Eastern Japan has been inundated by widespread flooding when the Kinugawa River overflowed its banks. The flooding is due to unprecedented torrential rainfalls attributable to Typhoon Etau, which made landfall on Wednesday September 9. As many as 100,000 people were displaced by the flooding as military helicopters rescued residents from the top floors of their homes. An additional 800,000 people were told to evacuate as a precautionary measure.
The flooding damaged at least 10,000 homes and dislodged others. The storm is known to have caused 60 landslides. There are many injured and at least 3 people are known to have died, many others are missing and presumed dead.
To make matters worse the rains led to the release of hundreds of tons radioactive water at the Fukushima Daiichi nuclear power plant, which was destroyed by storm surges in March 2011.
Takuya Deshimaru, chief forecaster at the Japan Meteorological Agency, called the rainfall “unprecedented” for that part of Japan. “This is a downpour on a scale that we have not experienced before,” Deshimaru told The Guardian. “We can say this is an abnormal situation,” Deshimaru told the BBC.
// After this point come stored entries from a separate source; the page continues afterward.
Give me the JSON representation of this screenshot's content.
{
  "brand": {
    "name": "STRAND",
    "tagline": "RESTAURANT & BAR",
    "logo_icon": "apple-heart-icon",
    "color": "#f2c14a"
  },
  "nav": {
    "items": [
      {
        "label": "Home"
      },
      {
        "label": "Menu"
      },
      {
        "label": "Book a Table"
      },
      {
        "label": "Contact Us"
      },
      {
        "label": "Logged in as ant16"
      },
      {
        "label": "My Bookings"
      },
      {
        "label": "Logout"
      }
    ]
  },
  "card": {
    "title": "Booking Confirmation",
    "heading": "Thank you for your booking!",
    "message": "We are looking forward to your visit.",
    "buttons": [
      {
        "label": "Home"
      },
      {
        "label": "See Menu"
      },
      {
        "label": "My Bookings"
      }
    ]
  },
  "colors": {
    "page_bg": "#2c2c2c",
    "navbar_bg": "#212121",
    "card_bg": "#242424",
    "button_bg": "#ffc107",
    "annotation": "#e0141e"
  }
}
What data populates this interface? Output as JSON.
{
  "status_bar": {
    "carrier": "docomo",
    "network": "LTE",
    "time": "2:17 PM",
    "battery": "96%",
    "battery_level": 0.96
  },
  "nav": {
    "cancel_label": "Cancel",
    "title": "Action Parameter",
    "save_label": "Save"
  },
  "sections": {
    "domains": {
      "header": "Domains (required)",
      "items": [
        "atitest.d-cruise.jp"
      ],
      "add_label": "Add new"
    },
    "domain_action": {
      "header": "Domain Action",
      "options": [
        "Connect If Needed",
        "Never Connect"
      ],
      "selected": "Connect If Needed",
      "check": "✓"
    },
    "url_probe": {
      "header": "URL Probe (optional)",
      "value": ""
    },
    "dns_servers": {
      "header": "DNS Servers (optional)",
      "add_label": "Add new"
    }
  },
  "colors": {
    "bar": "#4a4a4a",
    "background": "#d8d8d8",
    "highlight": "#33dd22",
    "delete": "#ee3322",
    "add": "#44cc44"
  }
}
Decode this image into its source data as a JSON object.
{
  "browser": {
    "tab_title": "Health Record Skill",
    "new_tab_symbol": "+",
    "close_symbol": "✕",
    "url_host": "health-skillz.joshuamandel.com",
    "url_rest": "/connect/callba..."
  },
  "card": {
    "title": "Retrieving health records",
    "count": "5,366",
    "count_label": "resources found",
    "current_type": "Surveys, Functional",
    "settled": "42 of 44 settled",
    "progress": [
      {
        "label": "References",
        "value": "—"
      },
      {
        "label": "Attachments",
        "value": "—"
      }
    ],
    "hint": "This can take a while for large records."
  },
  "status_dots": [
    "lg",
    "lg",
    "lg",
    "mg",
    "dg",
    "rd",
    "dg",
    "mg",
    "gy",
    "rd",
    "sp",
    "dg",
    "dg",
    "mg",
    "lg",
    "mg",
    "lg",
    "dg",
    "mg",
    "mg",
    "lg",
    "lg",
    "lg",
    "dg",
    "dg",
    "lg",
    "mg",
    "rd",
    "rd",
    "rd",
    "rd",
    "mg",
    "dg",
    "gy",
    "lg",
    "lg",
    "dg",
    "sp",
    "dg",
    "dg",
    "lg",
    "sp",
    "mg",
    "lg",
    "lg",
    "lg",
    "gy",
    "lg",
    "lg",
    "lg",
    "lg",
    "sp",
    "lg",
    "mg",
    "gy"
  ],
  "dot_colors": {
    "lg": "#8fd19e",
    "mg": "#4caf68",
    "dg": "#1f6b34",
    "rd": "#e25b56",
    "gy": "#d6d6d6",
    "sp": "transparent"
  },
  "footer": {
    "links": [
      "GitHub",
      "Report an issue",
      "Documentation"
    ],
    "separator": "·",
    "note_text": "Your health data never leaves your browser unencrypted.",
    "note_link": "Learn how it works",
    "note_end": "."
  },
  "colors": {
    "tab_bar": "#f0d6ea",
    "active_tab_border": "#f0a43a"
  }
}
According to some meteorologists this is a once in hundred year event others say it is a once in 50 year event. It is consistent with scientific predictions that global warming increases the intensity of typhoons in the Northwest Pacific Ocean. Warmer seas caused by climate change fuel more powerful storms. Warmer air is also a factor as it holds more moisture and leads to more intense precipitation.